The Hydroelectric Production Incentives, administered by DOE’s Grid Deployment Office, are part of a comprehensive program funded by a $750 million investment from the Bipartisan Infrastructure Law to support the continued operation of the U.S. hydropower fleet and ensure a more reliable and resilient electric grid system. Other program offerings are the Hydroelectric Efficiency Improvement Incentives and Maintaining & Enhancing Hydroelectricity Incentives. Originally started in 2014 and expanded under the Biden-Harris Administration, Hydropower Incentives have been used to support operations and maintenance, fees and service debts, exploration of new small hydropower opportunities, as well as salary and benefits for the hydropower workforce.
A full list of selected entities is available here.

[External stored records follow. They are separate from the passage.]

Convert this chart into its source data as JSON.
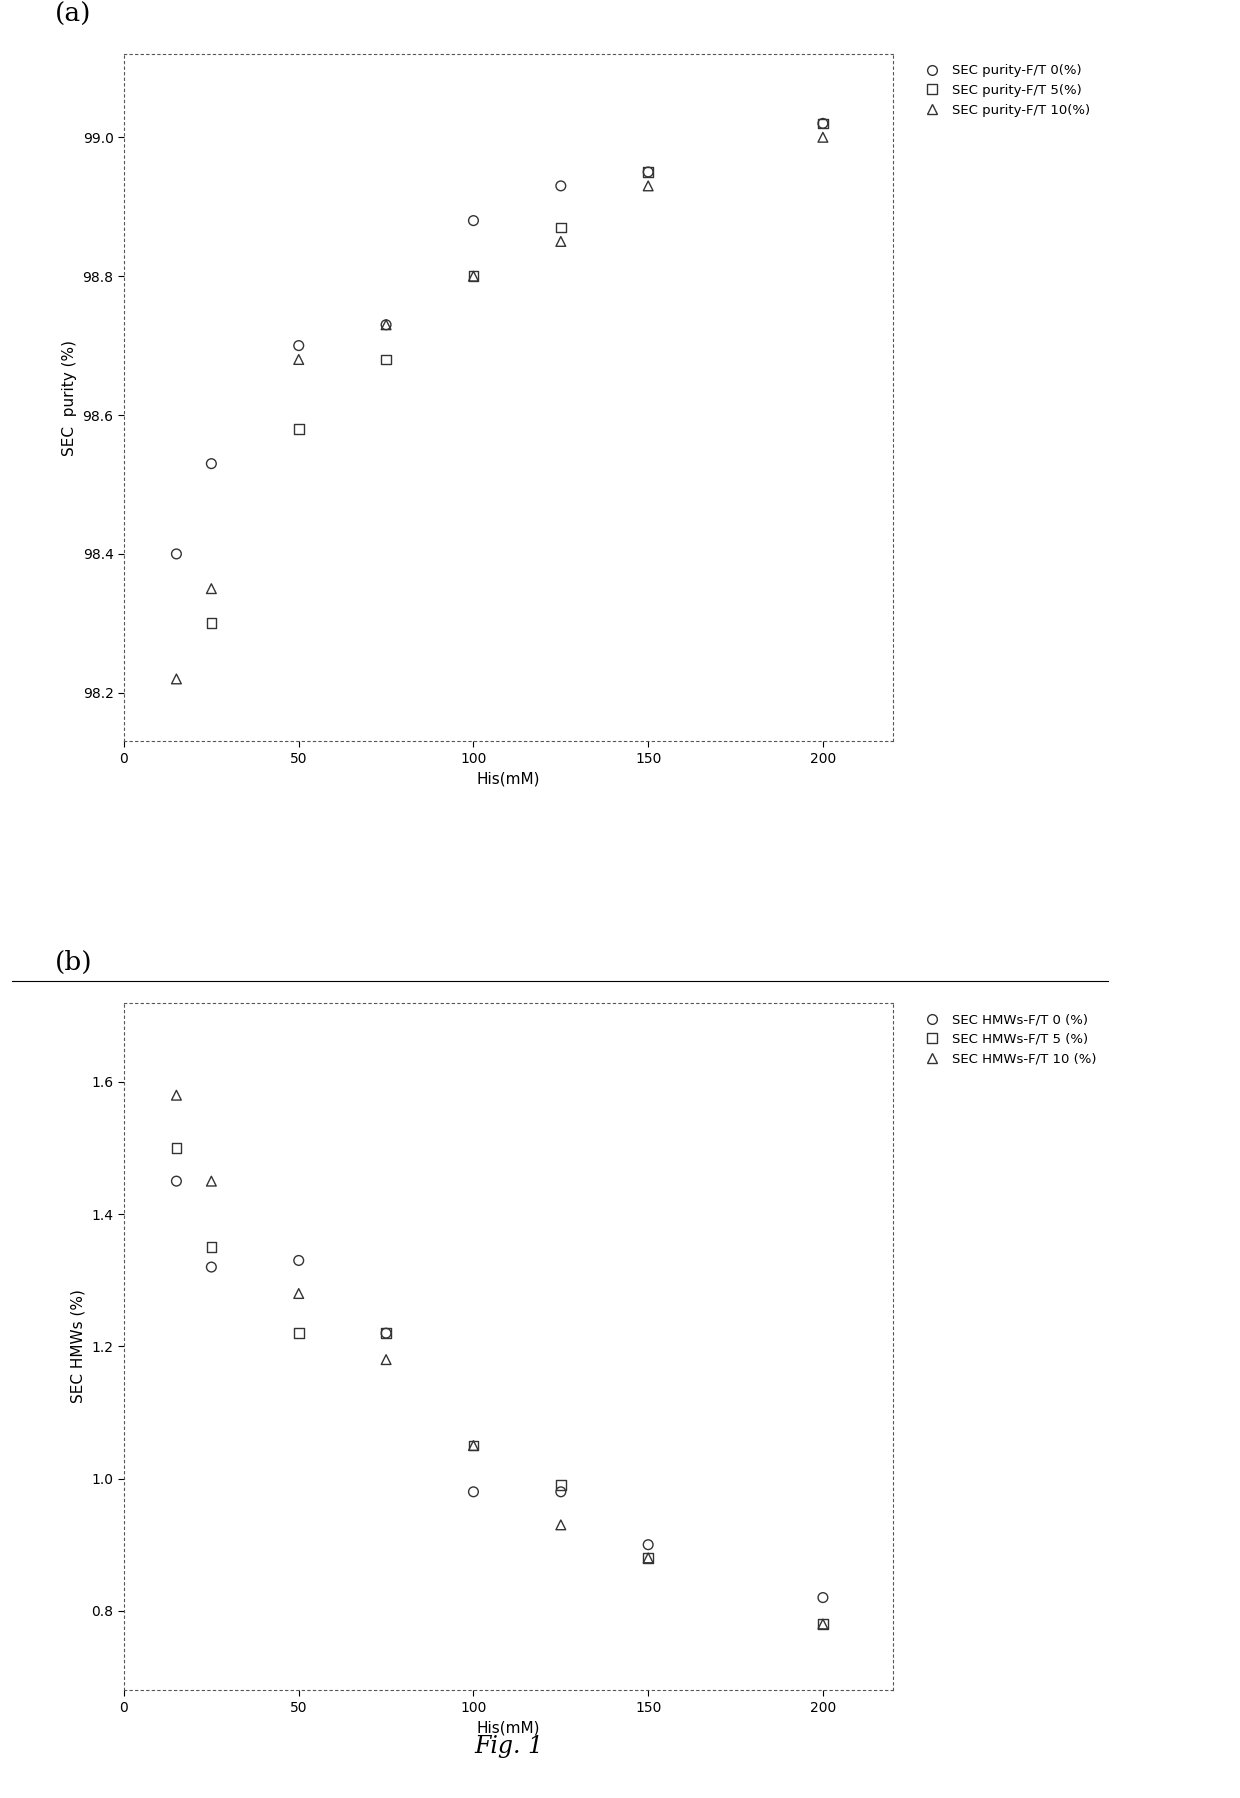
{
  "panel_a": {
    "title": "(a)",
    "xlabel": "His(mM)",
    "ylabel": "SEC  purity (%)",
    "xlim": [
      0,
      220
    ],
    "ylim": [
      98.13,
      99.12
    ],
    "yticks": [
      98.2,
      98.4,
      98.6,
      98.8,
      99.0
    ],
    "xticks": [
      0,
      50,
      100,
      150,
      200
    ],
    "series": {
      "F/T 0": {
        "x": [
          15,
          25,
          50,
          75,
          100,
          125,
          150,
          200
        ],
        "y": [
          98.4,
          98.53,
          98.7,
          98.73,
          98.88,
          98.93,
          98.95,
          99.02
        ],
        "marker": "o",
        "label": "SEC purity-F/T 0(%)"
      },
      "F/T 5": {
        "x": [
          25,
          50,
          75,
          100,
          125,
          150,
          200
        ],
        "y": [
          98.3,
          98.58,
          98.68,
          98.8,
          98.87,
          98.95,
          99.02
        ],
        "marker": "s",
        "label": "SEC purity-F/T 5(%)"
      },
      "F/T 10": {
        "x": [
          15,
          25,
          50,
          75,
          100,
          125,
          150,
          200
        ],
        "y": [
          98.22,
          98.35,
          98.68,
          98.73,
          98.8,
          98.85,
          98.93,
          99.0
        ],
        "marker": "^",
        "label": "SEC purity-F/T 10(%)"
      }
    }
  },
  "panel_b": {
    "title": "(b)",
    "xlabel": "His(mM)",
    "ylabel": "SEC HMWs (%)",
    "xlim": [
      0,
      220
    ],
    "ylim": [
      0.68,
      1.72
    ],
    "yticks": [
      0.8,
      1.0,
      1.2,
      1.4,
      1.6
    ],
    "xticks": [
      0,
      50,
      100,
      150,
      200
    ],
    "series": {
      "F/T 0": {
        "x": [
          15,
          25,
          50,
          75,
          100,
          125,
          150,
          200
        ],
        "y": [
          1.45,
          1.32,
          1.33,
          1.22,
          0.98,
          0.98,
          0.9,
          0.82
        ],
        "marker": "o",
        "label": "SEC HMWs-F/T 0 (%)"
      },
      "F/T 5": {
        "x": [
          15,
          25,
          50,
          75,
          100,
          125,
          150,
          200
        ],
        "y": [
          1.5,
          1.35,
          1.22,
          1.22,
          1.05,
          0.99,
          0.88,
          0.78
        ],
        "marker": "s",
        "label": "SEC HMWs-F/T 5 (%)"
      },
      "F/T 10": {
        "x": [
          15,
          25,
          50,
          75,
          100,
          125,
          150,
          200
        ],
        "y": [
          1.58,
          1.45,
          1.28,
          1.18,
          1.05,
          0.93,
          0.88,
          0.78
        ],
        "marker": "^",
        "label": "SEC HMWs-F/T 10 (%)"
      }
    }
  },
  "fig_label": "Fig. 1",
  "marker_size": 7,
  "marker_color": "#333333",
  "marker_facecolor": "none",
  "legend_fontsize": 9.5,
  "axis_label_fontsize": 11,
  "tick_fontsize": 10,
  "panel_label_fontsize": 19,
  "fig_label_fontsize": 17
}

Today, DOE also released the reimagined Hydropower Vision Roadmap, led by the U.S. Department of Energy’s Water Power Technologies Office. With the release of the Hydropower Vision report (Vision) in 2016, DOE made a commitment to the hydropower community to make the Vision a living document. To uphold that commitment, WPTO and the Pacific Northwest National Laboratory reimagined the Vision’s roadmap with the support of the hydropower community. The Vision stated that with continued technology advancements, innovative market mechanisms, and a focus on environmental sustainability, U.S. hydropower could grow from its current 101 gigawatts (GW) to nearly 150 GW of combined electricity generating and storage capacity by 2050. The roadmap lays out the specific activities identified by the hydropower community to achieve those goals by 2050.